On this day 76 years ago, the Anglo American armies landed on the French coast of Normandy and stood off a fierce German counter attack. Then the allies drove forward and crushed the German armies in France, liberated Paris, and pushed into Germany. This was a turning point in WWII, which had been raging for 5 years and had another year to go. The Germans kicked off WWII by attacking and defeating Poland. Then they proceeded to conquer Norway, Denmark, the Netherlands, Belgium, and France. They drove the British into the sea at Dunkirk. Fortunately the Germans never had the sea power needed to move their army across the English Channel.

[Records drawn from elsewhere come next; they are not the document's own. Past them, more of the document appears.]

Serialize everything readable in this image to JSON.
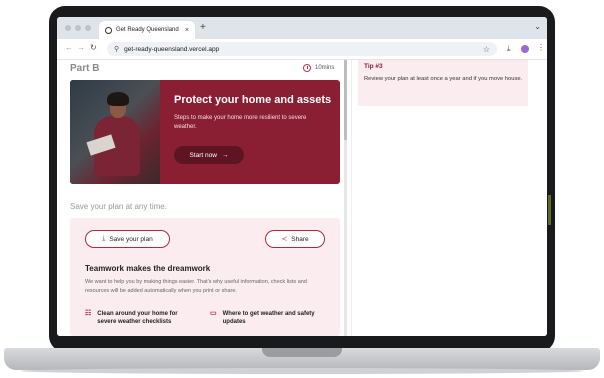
{
  "browser": {
    "tab_title": "Get Ready Queensland",
    "tab_close": "×",
    "new_tab": "+",
    "url": "get-ready-queensland.vercel.app",
    "nav": {
      "back": "←",
      "forward": "→",
      "reload": "↻"
    }
  },
  "page": {
    "part_title": "Part B",
    "timer": "10mins",
    "hero": {
      "title": "Protect your home and assets",
      "text": "Steps to make your home more resilient to severe weather.",
      "button": "Start now",
      "button_arrow": "→"
    },
    "save_line": "Save your plan at any time.",
    "panel": {
      "save_button": "Save your plan",
      "share_button": "Share",
      "team_title": "Teamwork makes the dreamwork",
      "team_text": "We want to help you by making things easier. That's why useful information, check lists and resources will be added automatically when you print or share.",
      "features": [
        {
          "icon": "list-icon",
          "label": "Clean around your home for severe weather checklists"
        },
        {
          "icon": "chat-icon",
          "label": "Where to get weather and safety updates"
        }
      ]
    }
  },
  "sidebar": {
    "tip_title": "Tip #3",
    "tip_text": "Review your plan at least once a year and if you move house."
  },
  "colors": {
    "brand": "#8a1f34",
    "accent": "#b3283e",
    "panel": "#fbecef"
  }
}
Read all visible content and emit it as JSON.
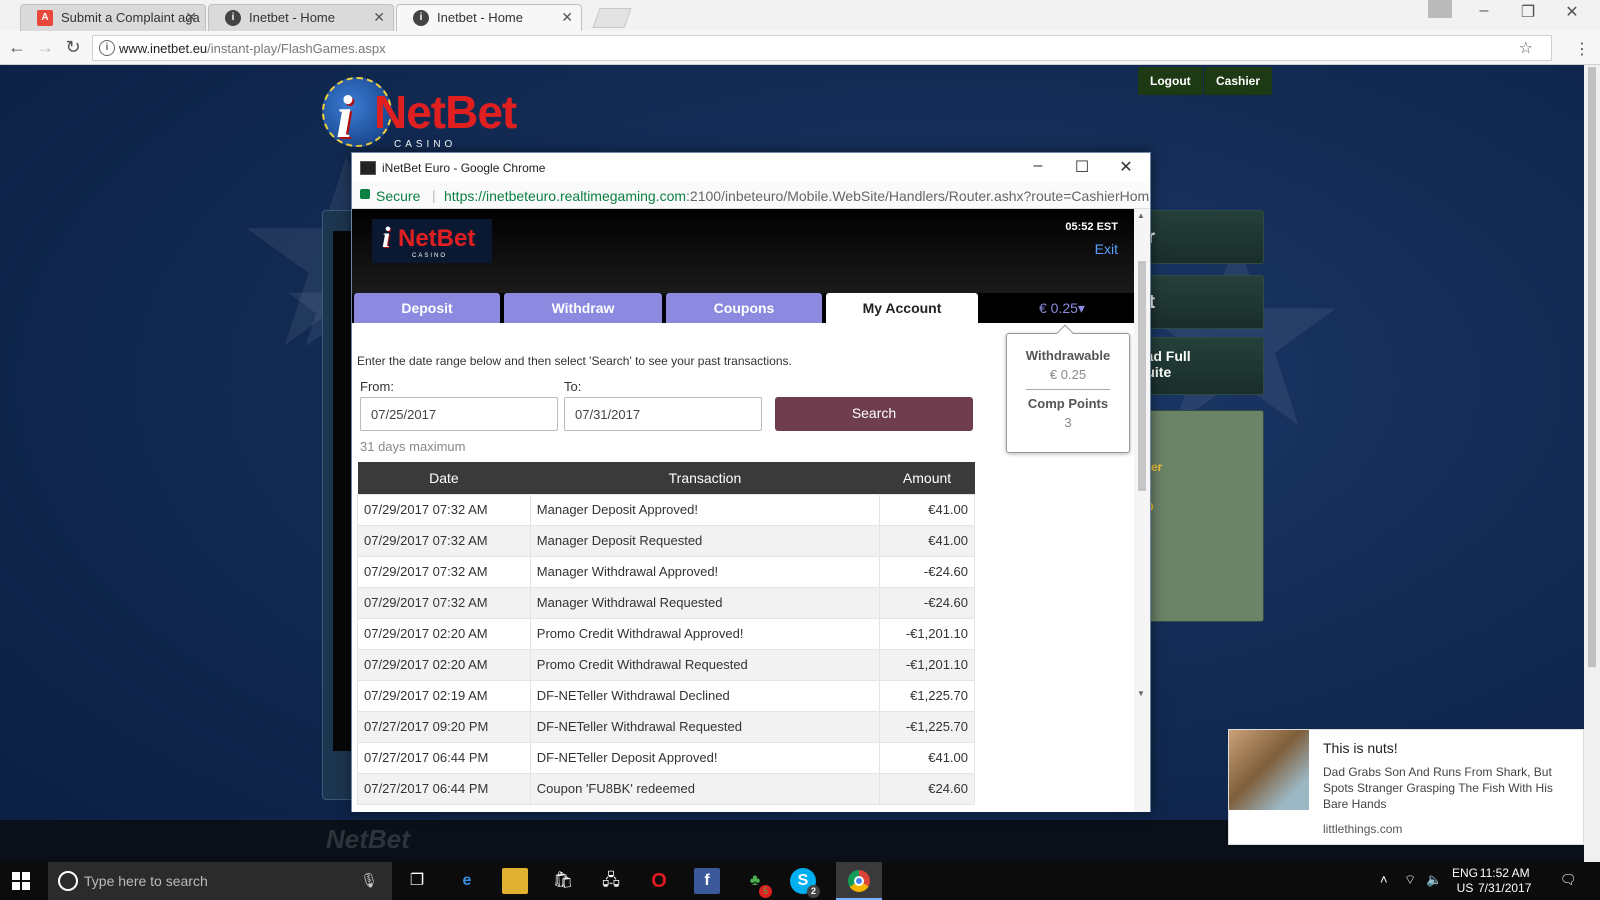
{
  "browser": {
    "tabs": [
      {
        "title": "Submit a Complaint aga",
        "icon": "red-a-icon"
      },
      {
        "title": "Inetbet - Home",
        "icon": "site-icon"
      },
      {
        "title": "Inetbet - Home",
        "icon": "site-icon",
        "active": true
      }
    ],
    "url_host": "www.inetbet.eu",
    "url_path": "/instant-play/FlashGames.aspx"
  },
  "page": {
    "logo_i": "i",
    "logo_net": "NetBet",
    "logo_casino": "CASINO",
    "logout_label": "Logout",
    "cashier_label": "Cashier",
    "side_items": [
      "er",
      "ut",
      "oad Full\nSuite"
    ],
    "side_list": [
      "oker",
      "- F",
      "- O",
      "- Z"
    ]
  },
  "popup": {
    "window_title": "iNetBet Euro - Google Chrome",
    "secure_label": "Secure",
    "url_host": "https://inetbeteuro.realtimegaming.com",
    "url_rest": ":2100/inbeteuro/Mobile.WebSite/Handlers/Router.ashx?route=CashierHom",
    "cashier": {
      "time": "05:52 EST",
      "exit_label": "Exit",
      "tabs": [
        "Deposit",
        "Withdraw",
        "Coupons",
        "My Account"
      ],
      "active_tab": "My Account",
      "balance": "€ 0.25▾",
      "hint": "Enter the date range below and then select 'Search' to see your past transactions.",
      "from_label": "From:",
      "to_label": "To:",
      "from_value": "07/25/2017",
      "to_value": "07/31/2017",
      "search_label": "Search",
      "max_note": "31 days maximum",
      "balance_popup": {
        "withdrawable_label": "Withdrawable",
        "withdrawable_value": "€ 0.25",
        "comp_label": "Comp Points",
        "comp_value": "3"
      },
      "table": {
        "headers": [
          "Date",
          "Transaction",
          "Amount"
        ],
        "rows": [
          [
            "07/29/2017 07:32 AM",
            "Manager Deposit Approved!",
            "€41.00"
          ],
          [
            "07/29/2017 07:32 AM",
            "Manager Deposit Requested",
            "€41.00"
          ],
          [
            "07/29/2017 07:32 AM",
            "Manager Withdrawal Approved!",
            "-€24.60"
          ],
          [
            "07/29/2017 07:32 AM",
            "Manager Withdrawal Requested",
            "-€24.60"
          ],
          [
            "07/29/2017 02:20 AM",
            "Promo Credit Withdrawal Approved!",
            "-€1,201.10"
          ],
          [
            "07/29/2017 02:20 AM",
            "Promo Credit Withdrawal Requested",
            "-€1,201.10"
          ],
          [
            "07/29/2017 02:19 AM",
            "DF-NETeller Withdrawal Declined",
            "€1,225.70"
          ],
          [
            "07/27/2017 09:20 PM",
            "DF-NETeller Withdrawal Requested",
            "-€1,225.70"
          ],
          [
            "07/27/2017 06:44 PM",
            "DF-NETeller Deposit Approved!",
            "€41.00"
          ],
          [
            "07/27/2017 06:44 PM",
            "Coupon 'FU8BK' redeemed",
            "€24.60"
          ]
        ]
      }
    }
  },
  "ad": {
    "title": "This is nuts!",
    "text": "Dad Grabs Son And Runs From Shark, But Spots Stranger Grasping The Fish With His Bare Hands",
    "source": "littlethings.com"
  },
  "taskbar": {
    "search_placeholder": "Type here to search",
    "lang_top": "ENG",
    "lang_bottom": "US",
    "time": "11:52 AM",
    "date": "7/31/2017",
    "badges": {
      "green_app": "5",
      "skype": "2"
    }
  }
}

At Churchill’s insistence, the British and the Americans were fighting the Germans in North Africa. Churchill plainly saw that the British and American civilian populations would not put up with years of wartime privation without fighting the Germans. Churchill sold his view to Roosevelt and Roosevelt ordered the American Joint Chiefs of Staff to prepare and execute Operation Torch, an amphibious landing in North Africa going up against the Germans, under Rommel. This meant a lot of heavy fighting until Eisenhower and Montgomery surrounded the Germans at the site of ancient Carthage and took them all prisoner. The Anglo Americans took nearly as many German prisoners as the Russians had taken at Stalingrad, a few weeks before.
But, the North African victory was something of a sideshow compared with Russians and the Germans who were going head to head with armies of several million men each. Not until the successful Normandy landing did the Anglo Americans confront the Germans with as big an army as the Russians were doing.
Fortunately D-Day was a success. It could have been a terrible failure. Things were so touchy that Eisenhower, the supreme commander, man with the best view of the operation, prepared a short speech to give in the event that he had to withdraw the troops and accept defeat. On the day before D-Day the weather was so bad that the Allied nearly canceled the operation. One brave and sincere weatherman convinced Eisenhower that the weather would lift that night making the landings possible. As it worked out, the Normandy landings, except Omaha beach, were successful, the troops got ashore, got their armor and artillery ashore and emplaced before the German counter attack got rolling. Even blood soaked Omaha beach was secured in the end.